Having received universal acclaim for his outstanding lead performances as Jackson ‘Jax’ Teller in FX’s outlawed motorcycle club crime drama Sons of Anarchy, Charlie Hunnam – the unlikely lad from the north east of England – has gone from strength to strength. Since Sons of Anarchy launched him into the mainstream, Hunnam has landed a number of scorching lead roles in Hollywood blockbusters such as Guy Ritchie’s King Arthur: Legend of the Sword and James Gray’s remarkable true-life epic about early 20th century British explorer Percy Fawcett The Lost City of Z which comes to Blu-ray, DVD and digital on 24th July courtesy of StudioCanal.
Although there is no doubt that Hunnam is now an international movie star, it wasn’t always that way as he began his career on television, appearing first in three episodes of Byker Grove in 1998, before the big time beckoned with his first major role as the love-smitten Nathan Maloney in Queer as Folk (1999), a critical success that ranked at number 13 in The Guardian’s 2010 list of “The Top 50 TV Dramas of All Time”. Subsequently, Hunnam gained his first lead cinematic role as Nicholas Nickleby in the 2002 film adaptation of Charles Dickens’ classic novel. Further film roles came through in the mid-noughties, most notably a pivotal character in the critically acclaimed drama Cold Mountain (2003) and a less memorable stab at a cockney accent in British football hooligan flick Green Street (2005). As noted, though, it wasn’t until Sons of Anarchy that Hunnam thrust himself to the forefront of Hollywood’s long list of leading men.
Let’s take a look at what he’s been up to since then…
Sons of Anarchy (2008-2014)
Here it is, then: Hunnam’s breakthrough role. As Jax, the grizzly, hardened and morally flawed biker from the Californian coast, Hunnam led from the front across seven seasons of the TV drama. Centring on both the personal and family life of Jackson “Jax” Teller and his biker crew-cum-organised crime syndicate SAMCRO (Sons of Anarchy Motorcycle Club, Redwood Original; based on the real life Oakland motorcycle crew Hell’s Angels), Sons of Anarchy explores the themes of vigilantism, government corruption and racism in fictional Californian town, Charming.

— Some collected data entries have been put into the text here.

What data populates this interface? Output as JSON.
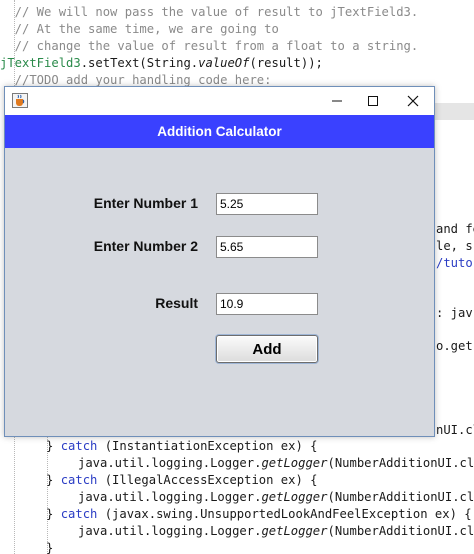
{
  "editor": {
    "top_lines": [
      {
        "text": "  // We will now pass the value of result to jTextField3.",
        "kind": "comment"
      },
      {
        "text": "  // At the same time, we are going to",
        "kind": "comment"
      },
      {
        "text": "  // change the value of result from a float to a string.",
        "kind": "comment"
      }
    ],
    "settext_line": {
      "ident": "jTextField3",
      "mid": ".setText(String.",
      "method": "valueOf",
      "tail": "(result));"
    },
    "todo_line": "  //TODO add your handling code here:",
    "right_fragments": [
      "and fe",
      "le, s",
      "/tuto",
      ": jav",
      "o.get(",
      "nUI.cl"
    ],
    "catch_lines": [
      {
        "keyword": "catch",
        "rest": " (InstantiationException ex) {"
      },
      {
        "keyword": "catch",
        "rest": " (IllegalAccessException ex) {"
      },
      {
        "keyword": "catch",
        "rest": " (javax.swing.UnsupportedLookAndFeelException ex) {"
      }
    ],
    "logger_prefix": "java.util.logging.Logger.",
    "logger_method": "getLogger",
    "logger_suffix": "(NumberAdditionUI.cl"
  },
  "window": {
    "icons": {
      "app": "java-cup-icon",
      "minimize": "minimize-icon",
      "maximize": "maximize-icon",
      "close": "close-icon"
    },
    "header_title": "Addition Calculator",
    "header_color": "#3a41ff",
    "label_number1": "Enter Number 1",
    "value_number1": "5.25",
    "label_number2": "Enter Number 2",
    "value_number2": "5.65",
    "label_result": "Result",
    "value_result": "10.9",
    "add_label": "Add"
  }
}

Jax lives for the club, but as the seasons pass he questions the violent extremes his peers will go to in the name of “business”. A stunning turn from Hunnam that grabbed the attention of casting directors across the globe.
Pacific Rim (2013)
Treasured visionary filmmaker Guillermo Del Toro has long been known for his incredibly imaginative and detailed monster creations, which he provides in spades with this colossal monster knockout. However what was most notable about the director’s first real stab at a mainstream Hollywood blockbuster was his human characters, and how relatable and believable they were in amongst the incredible Robot vs Monster action set pieces, unlike many other films of this nature.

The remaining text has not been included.